Don't get me wrong, I love Zinnser's and use it all the time. But the water-based is safer and cleaner to spray, and because I prefer the Target clears, I think it's better to stick with their product. Plus I've heard, but not experienced, that the Zinnser's doesn't work so hot with some of the water-based clears. I believe it's said there's some sort of pH problem.

From contributor R:
Like the original poster, our humidity blossomed. When blush first appears, heat it gently with a heat gun. The blush disappears immediately, and doesn't seem to return. Not standard operating procedure, but beats starting over. As an experiment, I took a piece of scrap and checked the surface temperature with a laser thermometer - 75 degrees.

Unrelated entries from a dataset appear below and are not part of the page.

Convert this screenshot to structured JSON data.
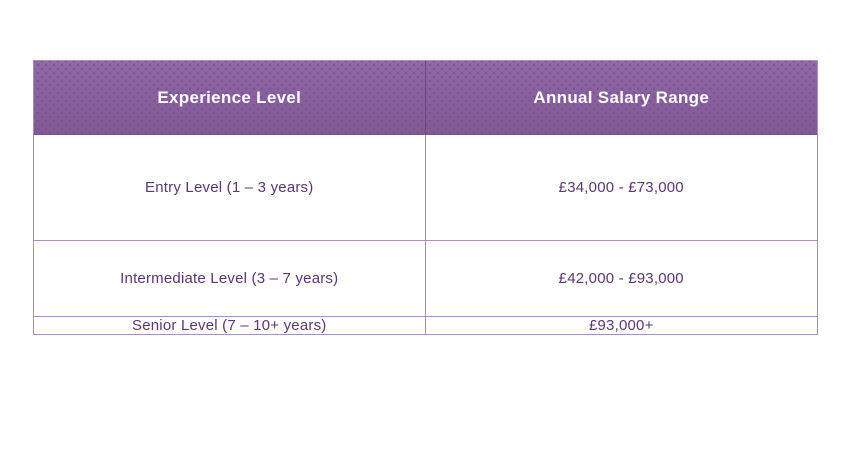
{
  "colors": {
    "header_bg": "#8a61a0",
    "header_dot": "#7a5390",
    "header_text": "#ffffff",
    "header_divider": "#6a4680",
    "header_bottom": "#7b5591",
    "body_text": "#5c3677",
    "border": "#ab8fc0"
  },
  "table": {
    "headers": [
      "Experience Level",
      "Annual Salary Range"
    ],
    "rows": [
      {
        "experience": "Entry Level (1 – 3 years)",
        "salary": "£34,000 - £73,000"
      },
      {
        "experience": "Intermediate Level (3 – 7 years)",
        "salary": "£42,000 - £93,000"
      },
      {
        "experience": "Senior Level (7 – 10+ years)",
        "salary": "£93,000+"
      }
    ]
  },
  "chart_data": {
    "type": "table",
    "title": "",
    "columns": [
      "Experience Level",
      "Annual Salary Range"
    ],
    "rows": [
      [
        "Entry Level (1 – 3 years)",
        "£34,000 - £73,000"
      ],
      [
        "Intermediate Level (3 – 7 years)",
        "£42,000 - £93,000"
      ],
      [
        "Senior Level (7 – 10+ years)",
        "£93,000+"
      ]
    ],
    "layout_hints": {
      "header_style": "purple textured band, white bold centered text",
      "body_style": "white rows, purple centered text, light purple 1px grid borders",
      "column_split": "50/50"
    }
  }
}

I brush on a coat of shellac (Zinnser dewax) and the surface temperature immediately dropped ten degrees with signs of blushing. Another poster suggested misting with alcohol to slow the drying process. After misting, the temperature dropped another ten degrees and the blush exploded. The heat gun cured it. The label says not to apply if temperature is less than ten degrees above dew point for good reason, and I was pushing it. Even heating the sample board in the sun first didn't help. Needless to say, I cut a hole in the wall, installed an air conditioner, and found a different way to seal the wood.

From contributor C:
The alcohols I suggested are slow evaporating alcohols, not ethyl alcohol. They act as retarders and what is used in the conservation field for shellac touchup and other things when more open time is necessary. Yes, grain or ethyl alcohol and especially denatured alcohol from local stores will decrease surface temp, and since they are hydroscopic, absorb moisture from the humid air and deposit it on the surface as it evaporates. But propyl and butyl alcohols act much like the glycol eithers and lacquer retarders - this is why they are used instead of the slower drying glycol eithers which keep the coating softer for much longer. As to heat, it can be very affective, but one must take care not to bubble the finish with too much heat! This will not ever be the problem with my recommendation.

From contributor R:
The experimenting I had done was to understand the nature of shellac. Another experiment I tried was to heat the sample in the sun (120 degrees top surface, 104 degrees underside). The sample was then sprayed. As predicted, the surface temperature dropped ten degrees but the blush returned even though the sample surface was well above dew point temperature. This suggested the problem took place between the gun and the surface. The heat accomplished two purposes. Evaporating the moisture and flashing the surface preventing additional blush. I'm not advocating the use or non-use of shellac, but if using shellac is important, the previous suggestions may prove helpful.

From the original questioner:
Thanks all for the discussion. I just tried the heat method and it was amazing to watch the blush vanish.